Language acquisition in children is a fiercely contested scientific area: the familiar "nature versus nurture" debate is alive and well here. On the one hand it is generally accepted that babies and young children do acquire individual words and their meanings into their mental dictionaries by learning from their family. However, understanding such complex and subtle qualities as recognizing and responding to individual sounds within a word, generalizing and specializing over categories of meaning (whether "stone" means rock, a particular rock, the verb "to stone," all the qualities of a stone, a mineral, an inanimate object, etc.), and inference, are, like many innate abilities, little understood.

What is missing from the standard insights into language acquisition is the notion that the human body, with its brain, is the vehicle of an inner divinity. In our higher reaches we have an all-encompassing understanding of ourselves and our environment based on countless lifetimes of refinement through reimbodiment on physical, mental, and emotional planes. Our growth from germ through childhood to adulthood is directed by our spiritual self. The human soul or higher mind is itself an emanation of spirit. During physical gestation it attracts around it attributes from previous lives to build the composite spiritual, psychic, and physical human being, a process which stops only towards the end of the natural life-span. The link between spiritual and physical is strong, and we rely more on the spiritual than the physical for governing our biological and psychological processes as well as for developing deeper understanding.

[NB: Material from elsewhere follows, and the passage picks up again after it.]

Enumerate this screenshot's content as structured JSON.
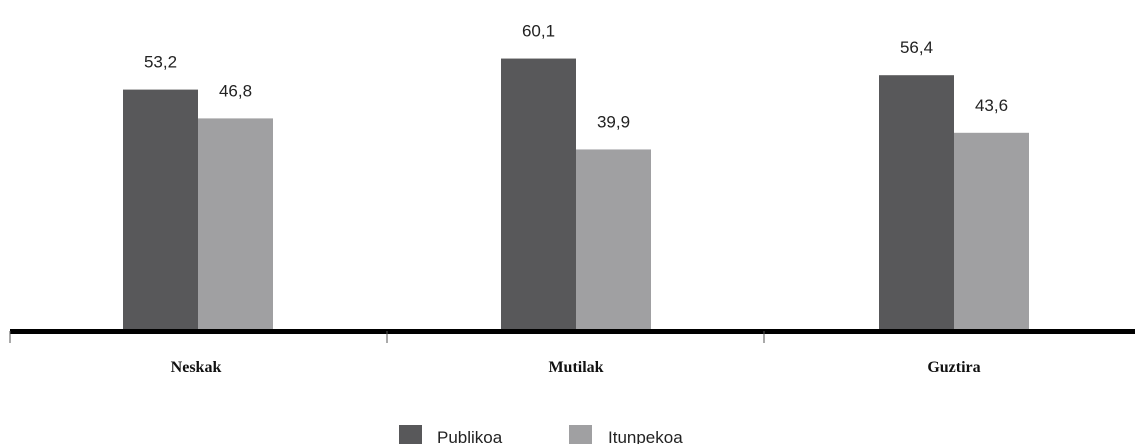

The universal theme upon which all languages are based -- written, spoken, sign, Braille, or finger-spelling -- and the innate ability to acquire language with all its subtle, complex qualities may exist within and operate through a nonphysical medium. One possibility is biologist Rupert Sheldrake's morphic field theory: that fields of intelligent energy, "an inherent memory in nature," are used to record and transmit mental, behavioral, social, and cultural ideas from one generation to another, a process Sheldrake calls morphic resonance. This idea relates to the archetypes in C. G. Jung's theory of the collective unconscious. These archetypes are closely connected to our impulse to try to understand and learn, as they form the foundations not only of the physical world but also of our mental and emotional worlds. Collectively these living symbols may also form the vibration from the "keynote of truth" struck millions of years ago into the mind of mankind by higher intelligent forces overseeing the early stages of human development, as mentioned in The Mahatma Letters to A. P. Sinnett. Theosophy holds that thoughts are entities with rudimentary intelligence which naturally reside within a vast mental repository, sometimes called the astral light, surrounding and interpenetrating our planet. As far as our physical, mental, and emotional growth is concerned, including language acquisition, we have karmic tendencies, individually and as a humanity, closely tied to attributes from former lives and influences within the astral light which determine general as well as more specialized strands of our development. The rapidity and rationale of our first language acquisition, therefore, may be an unconscious remembering or "downloading" of the language qualities we have learned as a species since the foundations of language were originally laid down within the astral light by the earliest humanity, all the way through to the grammar used by each of us in our last incarnation.